Lind smiled at the surprised look on Lord Grey’s face, Lord Hallworth was also smiling at him.
“First time I’ve heard it called Fyrell though,” she continued. “I like the marsh lands. Nice and cool, friendly people. Quiet too. It’s the only place my man, Guth, really likes. He’s not easy to please.”
Lord Grey managed to close his mouth and adopted a slightly disappointed expression. He cocked his head to his left.
“This Guth is your husband?”
“Husband?” Lind repeated, then she laughed. “No, no, me and Guth aren’t bound. He just took it upon himself to protect me, and here we are. What of you?”
“Regrettably I have no wife,” said Lord Grey. “I am married to my work and, alas, I must forsake the pleasures of a woman’s company.”
Lind felt uncomfortable under Lord Grey’s strange gaze, until Lord Hallworth spoke.
“I too have no wife,” he nodded, feigning sadness. “Married to my work, like my good friend here. Thankfully, I discovered brothels.”
Lord Hallworth grinned as his companion glared at him. Lind laughed. She had no love of brothels, but she could not deny that Lord Hallworth had made her feel much more comfortable after Lord Grey’s staring.
“Forgive my friend,” Lord Grey said. “Arwell has not learnt the same manners as myself and others of nobility. I assure you that we are not all as rude as he.”
“Nor as handsome,” Lord Hallworth added. “Come now, Finneas, we’ve intruded on Lind’s hospitalities for too long. Your wife will be wondering where you’ve got to.”

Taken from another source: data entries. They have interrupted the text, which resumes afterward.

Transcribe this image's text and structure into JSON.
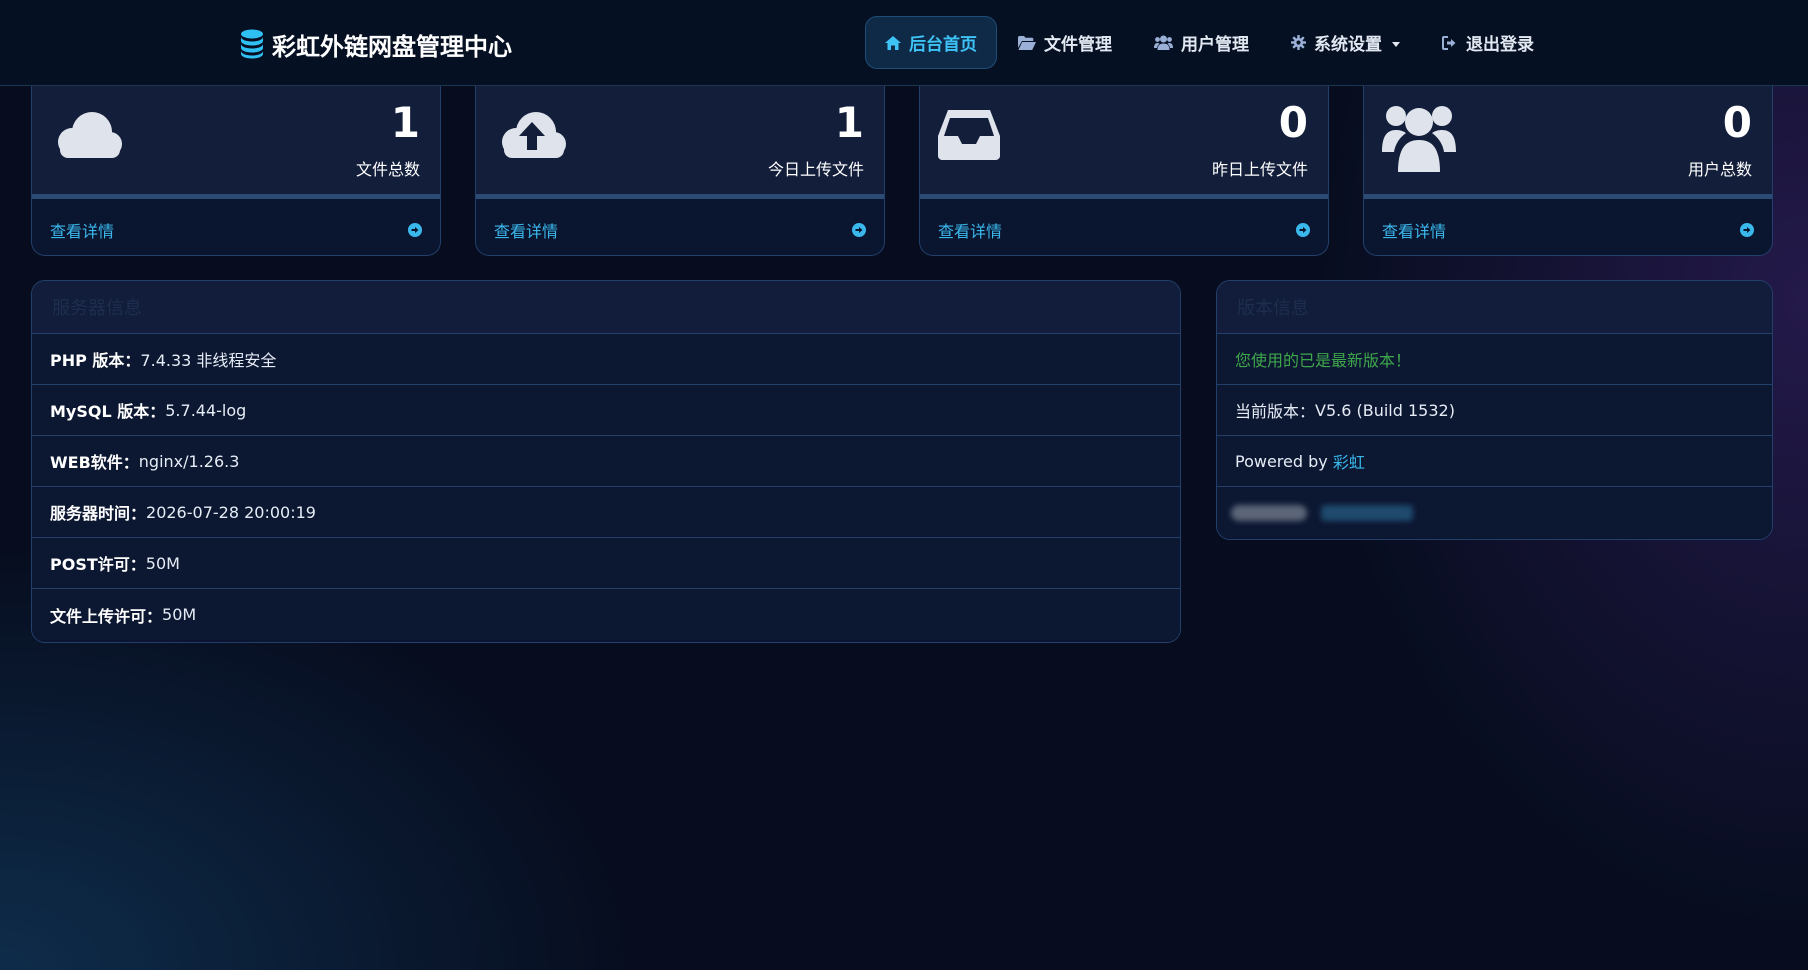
{
  "navbar": {
    "brand_title": "彩虹外链网盘管理中心",
    "brand_icon": "database-icon",
    "items": [
      {
        "label": "后台首页",
        "icon": "home-icon",
        "active": true
      },
      {
        "label": "文件管理",
        "icon": "folder-open-icon",
        "active": false
      },
      {
        "label": "用户管理",
        "icon": "users-icon",
        "active": false
      },
      {
        "label": "系统设置",
        "icon": "gear-icon",
        "active": false,
        "dropdown": true
      },
      {
        "label": "退出登录",
        "icon": "sign-out-icon",
        "active": false
      }
    ]
  },
  "stats": [
    {
      "value": "1",
      "label": "文件总数",
      "icon": "cloud-icon",
      "link": "查看详情"
    },
    {
      "value": "1",
      "label": "今日上传文件",
      "icon": "cloud-upload-icon",
      "link": "查看详情"
    },
    {
      "value": "0",
      "label": "昨日上传文件",
      "icon": "inbox-icon",
      "link": "查看详情"
    },
    {
      "value": "0",
      "label": "用户总数",
      "icon": "users-icon",
      "link": "查看详情"
    }
  ],
  "server_info": {
    "title": "服务器信息",
    "rows": [
      {
        "label": "PHP 版本：",
        "value": "7.4.33 非线程安全"
      },
      {
        "label": "MySQL 版本：",
        "value": "5.7.44-log"
      },
      {
        "label": "WEB软件：",
        "value": "nginx/1.26.3"
      },
      {
        "label": "服务器时间：",
        "value": "2026-07-28 20:00:19"
      },
      {
        "label": "POST许可：",
        "value": "50M"
      },
      {
        "label": "文件上传许可：",
        "value": "50M"
      }
    ]
  },
  "version_info": {
    "title": "版本信息",
    "status": "您使用的已是最新版本！",
    "current_label": "当前版本：",
    "current_value": "V5.6 (Build 1532)",
    "powered_by": "Powered by ",
    "powered_link": "彩虹"
  },
  "colors": {
    "background": "#070d1f",
    "accent": "#3ab8ec",
    "success": "#3da64a",
    "panel_border": "#23406a"
  }
}
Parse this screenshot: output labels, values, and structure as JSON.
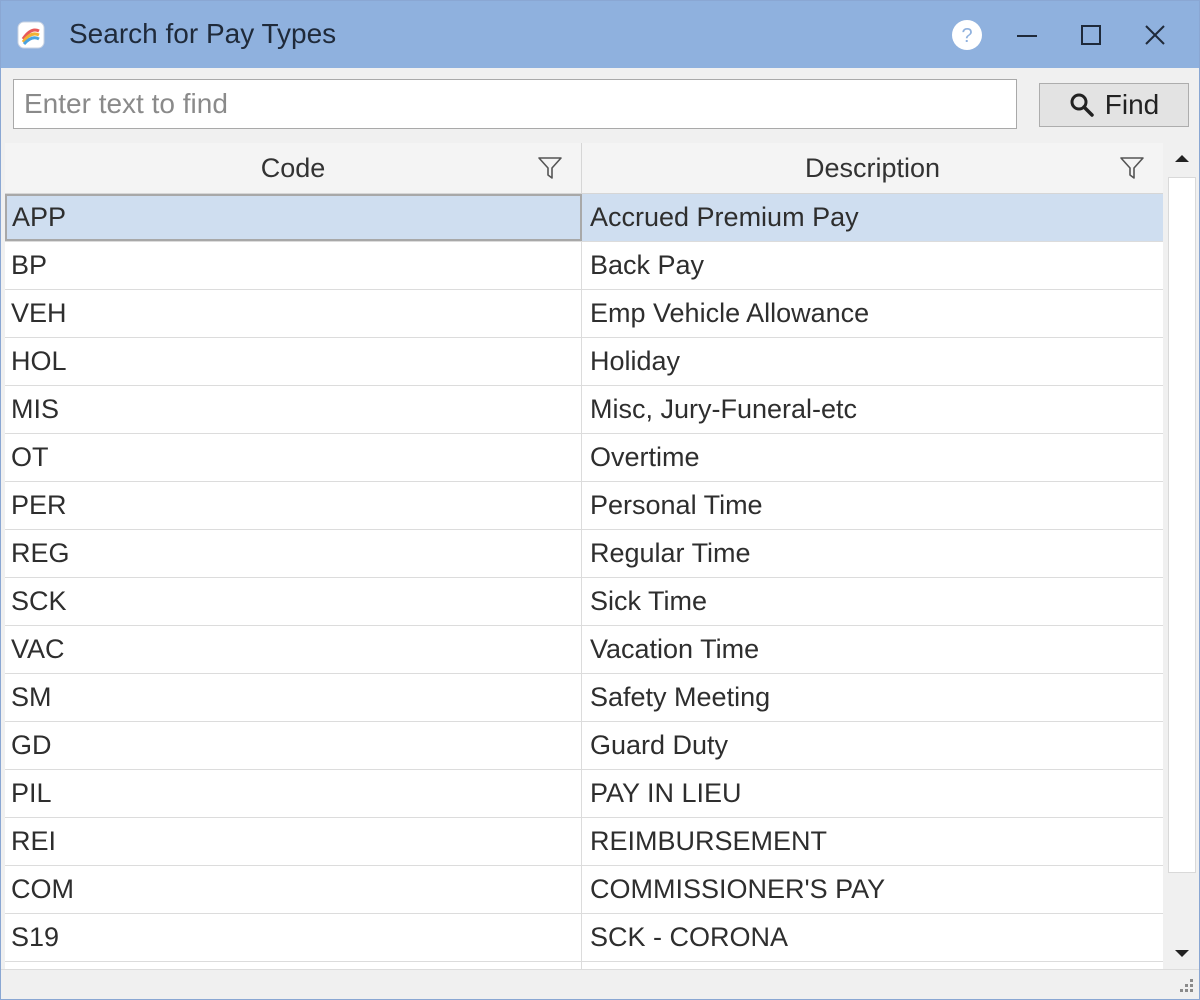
{
  "window": {
    "title": "Search for Pay Types",
    "icons": {
      "app": "app-logo-icon",
      "help": "help-icon",
      "minimize": "minimize-icon",
      "maximize": "maximize-icon",
      "close": "close-icon"
    }
  },
  "search": {
    "placeholder": "Enter text to find",
    "value": "",
    "find_label": "Find",
    "find_icon": "search-icon"
  },
  "grid": {
    "columns": [
      {
        "label": "Code",
        "filter_icon": "filter-icon"
      },
      {
        "label": "Description",
        "filter_icon": "filter-icon"
      }
    ],
    "selected_row": 0,
    "rows": [
      {
        "code": "APP",
        "description": "Accrued Premium Pay"
      },
      {
        "code": "BP",
        "description": "Back Pay"
      },
      {
        "code": "VEH",
        "description": "Emp Vehicle Allowance"
      },
      {
        "code": "HOL",
        "description": "Holiday"
      },
      {
        "code": "MIS",
        "description": "Misc, Jury-Funeral-etc"
      },
      {
        "code": "OT",
        "description": "Overtime"
      },
      {
        "code": "PER",
        "description": "Personal Time"
      },
      {
        "code": "REG",
        "description": "Regular Time"
      },
      {
        "code": "SCK",
        "description": "Sick Time"
      },
      {
        "code": "VAC",
        "description": "Vacation Time"
      },
      {
        "code": "SM",
        "description": "Safety Meeting"
      },
      {
        "code": "GD",
        "description": "Guard Duty"
      },
      {
        "code": "PIL",
        "description": "PAY IN LIEU"
      },
      {
        "code": "REI",
        "description": "REIMBURSEMENT"
      },
      {
        "code": "COM",
        "description": "COMMISSIONER'S PAY"
      },
      {
        "code": "S19",
        "description": "SCK - CORONA"
      }
    ]
  },
  "colors": {
    "titlebar": "#8fb1de",
    "selected_row": "#cfdef0"
  }
}
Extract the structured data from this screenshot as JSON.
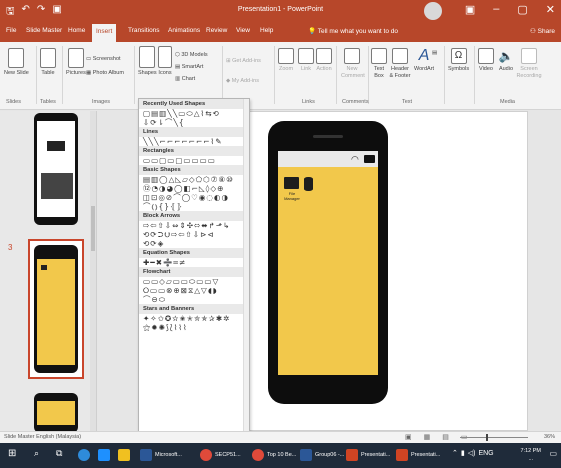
{
  "window": {
    "title": "Presentation1 - PowerPoint",
    "qat": [
      "save-icon",
      "undo-icon",
      "redo-icon",
      "present-icon"
    ],
    "controls": [
      "minimize-icon",
      "maximize-icon",
      "close-icon"
    ]
  },
  "tabs": [
    "File",
    "Slide Master",
    "Home",
    "Insert",
    "Transitions",
    "Animations",
    "Review",
    "View",
    "Help"
  ],
  "active_tab": "Insert",
  "tell_me": "Tell me what you want to do",
  "share": "Share",
  "ribbon": {
    "groups": [
      "Slides",
      "Tables",
      "Images",
      "Links",
      "Comments",
      "Text",
      "Media"
    ],
    "buttons": {
      "new_slide": "New Slide",
      "table": "Table",
      "pictures": "Pictures",
      "screenshot": "Screenshot",
      "photo_album": "Photo Album",
      "shapes": "Shapes",
      "icons": "Icons",
      "models_3d": "3D Models",
      "smartart": "SmartArt",
      "chart": "Chart",
      "get_addins": "Get Add-ins",
      "my_addins": "My Add-ins",
      "zoom": "Zoom",
      "link": "Link",
      "action": "Action",
      "new_comment": "New Comment",
      "text_box": "Text Box",
      "header_footer": "Header & Footer",
      "wordart": "WordArt",
      "symbols": "Symbols",
      "video": "Video",
      "audio": "Audio",
      "screen_recording": "Screen Recording"
    }
  },
  "shapes_panel": {
    "sections": [
      {
        "title": "Recently Used Shapes",
        "rows": [
          "▢▤▥╲╲▭⬭△⌇⇆⟲",
          "⇩⟳⇂⌒╲{"
        ]
      },
      {
        "title": "Lines",
        "rows": [
          "╲╲╲⌐⌐⌐⌐⌐⌐⌐⌇✎"
        ]
      },
      {
        "title": "Rectangles",
        "rows": [
          "▭▭▢▭▢▭▭▭▭"
        ]
      },
      {
        "title": "Basic Shapes",
        "rows": [
          "▤▥◯△◺▱◇⬠⬡⑦⑧⑩",
          "⑫◔◑◕◯◧⌐◺◊◇⊕",
          "◫⊡◎⊘⌒◯♡◉◌◐◑",
          "⌒⦅⦆{}⦃⦄"
        ]
      },
      {
        "title": "Block Arrows",
        "rows": [
          "⇨⇦⇧⇩⇔⇕✣⬄⬌↱⬏↳",
          "⟲⟳⮊⮋⇨⇦⇧⇩⊳⊲",
          "⟲⟳◈"
        ]
      },
      {
        "title": "Equation Shapes",
        "rows": [
          "✚━✖➗═≠"
        ]
      },
      {
        "title": "Flowchart",
        "rows": [
          "▭▭◇▱▭▭⬭▭▭▽",
          "⭘▭▭⊗⊕⊠⧖△▽◖◗",
          "⌒⊖⬭"
        ]
      },
      {
        "title": "Stars and Banners",
        "rows": [
          "✦✧✩✪✫✬✭✮✯✰✱✲",
          "⚝✹✺⟆⟅⌇⌇⌇"
        ]
      }
    ]
  },
  "slides_panel": {
    "selected_number": "3"
  },
  "phone": {
    "folder_label": "File Manager"
  },
  "statusbar": {
    "left": "Slide Master   English (Malaysia)",
    "zoom": "36%"
  },
  "taskbar": {
    "items": [
      "Microsoft...",
      "SECP51...",
      "Top 10 Be...",
      "Group06 -...",
      "Presentati...",
      "Presentati..."
    ],
    "time": "7:12 PM",
    "date": "...",
    "lang": "ENG"
  },
  "colors": {
    "accent": "#b7472a",
    "screen_yellow": "#f2c84b",
    "phone_black": "#0d0d0d",
    "selection": "#c9462c"
  }
}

He stood and grinned at Lind. He walked over to her as Lord Grey rose from his seat and held out his hand. She took it and gave a firm shake as she had seen other Southerners do. He waited by the door as Lord Grey approached her. The tall man rested his hand on her knee and smiled.
“If you should ever need anything, you must not hesitate to ask us,” he said.
“But please hesitate to ask me,” said Lord Hallworth. “I’m sure Finneas would love to be your dogsbody.”
Lord Grey pretended not to hear and kept staring at Lind, making her more and more uncomfortable, which wasn’t an easy thing to do. She looked to his hand on her knee and then back to him and drew her dagger.
“Actually, there is one thing I need,” she smiled, and rested the dagger on Lord Grey’s wrist. “I need you to take your hand off my leg, and if you don’t I might just cut it off. Think you can do that?”
Lord Grey swallowed and nodded, removing his hand and letting it drop to his side. Lind could hear Lord Hallworth sniggering by the door.
“It’s been a pleasure, My Lords,” she said, bowing her head.
The two Lords bowed and left, one looking somewhere between disgusted and terrified, the other barely able to contain his laughter. Lind settled back on the sill and smiled to herself. Now she thought she might like it here after all.